MANILA,Philippines --- The Philippine Public Safety College (PPSC) and the Philippine National Police (PNP), both agencies under the Department of the Interior and Local Government (DILG), have long been disputing over authority to train police officers in the country.
One of the main issues that the PPSC is confronted with is the fact that there are many scalawags in the police force.
But PPSC president Ruben Platon said it is quite unfair for the school to be at the receiving end of criticism.
He added that the PNP should not pin the blame on the institute whenever cops perform any misdeeds.
''Hindi ang PPSC and kumuha ng mga pulis ng ating bansa kundi ang PNP,'' Platon said.
According to a report of the PNP-Reform Commission, the PNP claims that the current set-up, where the law (Republic Act 6975 or DILG Act of 1990) mandates the PPSC as the premier institution that caters to all training programs of all uniformed personnel of the country, is disadvantageous to the PNP, aside from being costly and ineffective.
In its study, the PNPRC said that the quality of training by the Police National Training Institute of the PPSC has deteriorated over the years, and that the PNP continues to receive criticisms for inefficiency and ineffectiveness of some of its uniformed personnel.
''The statement is too general that the PNPRC failed to mention in its report the learning objectives that were not taught by PPSC, and other specifics as to how many of the PNTI graduates cannot fire a weapon, write police reports, conduct investigations, and perform other relevant skills.
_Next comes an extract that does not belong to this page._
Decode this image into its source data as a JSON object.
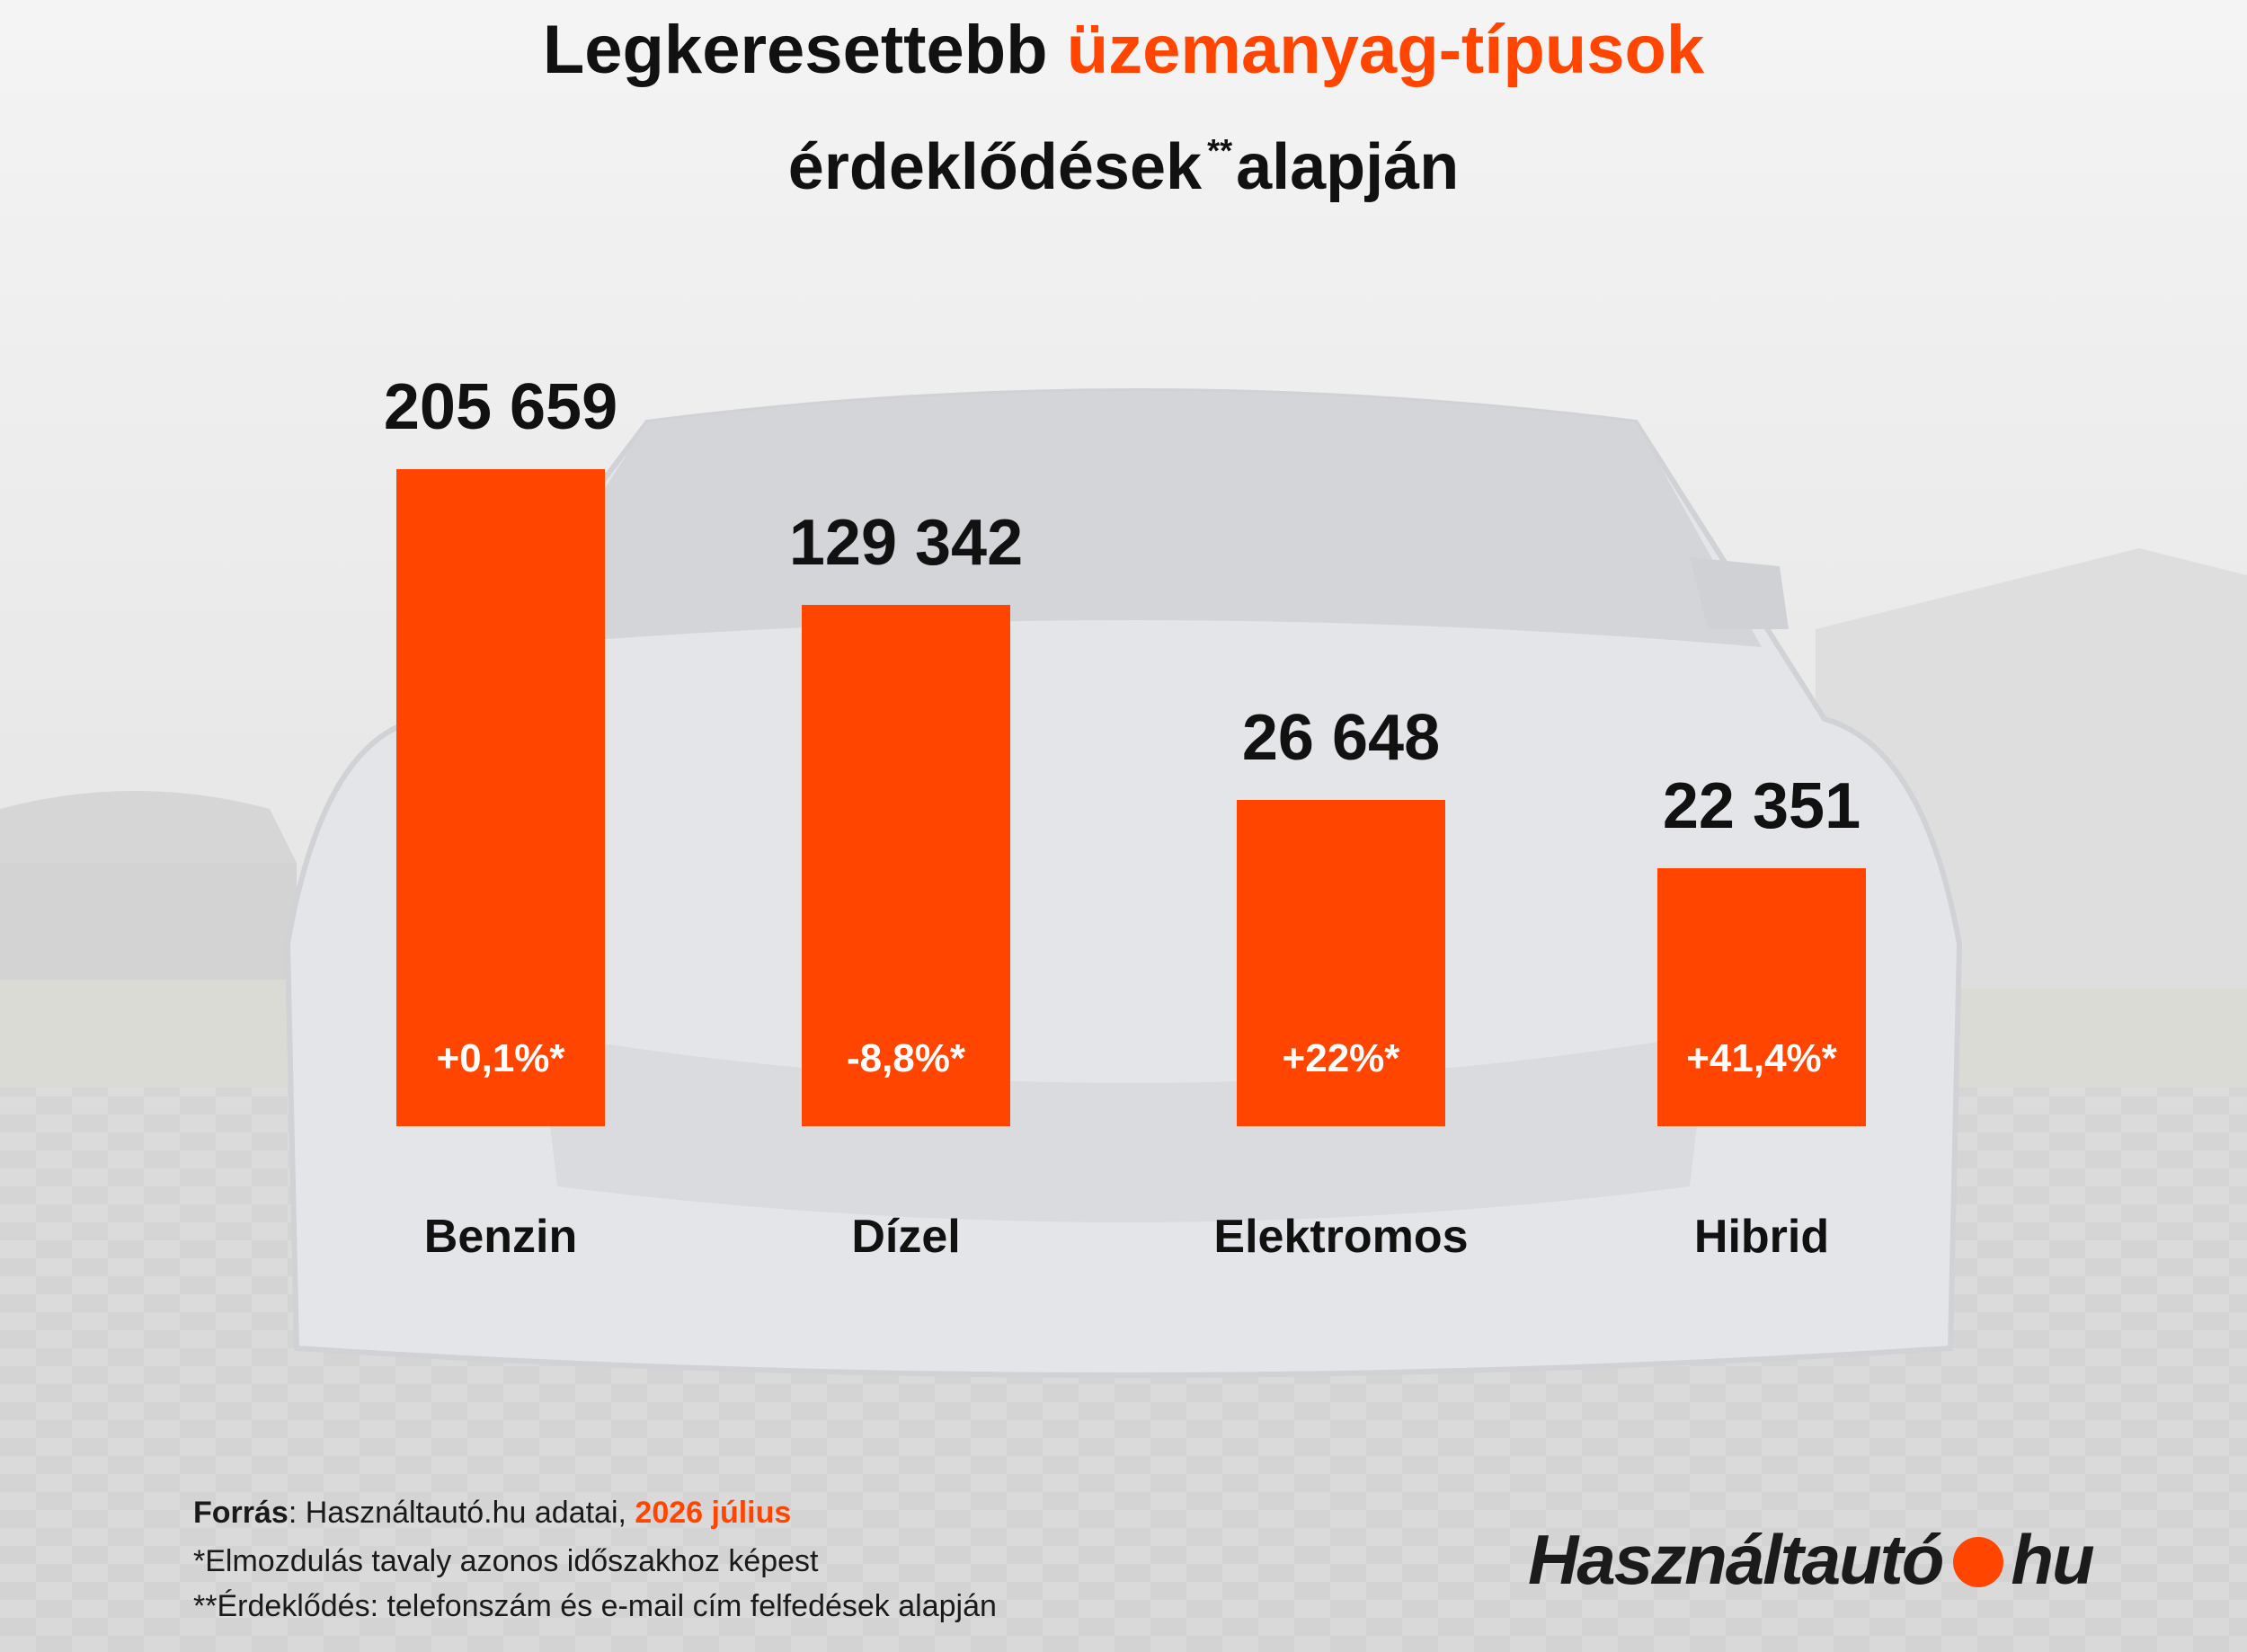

It is elementary in any discourse that an allegation that is not supported by documented facts or data is considered hearsay,'' reasoned Platon.
Training alone, according to Platon, is not the main culprit why a number of cases for misconduct were filed against graduates of the PNTI.
It is possible, he added, that the PNP's working conditions in the field or its policies and systems influence the behavior of police officers.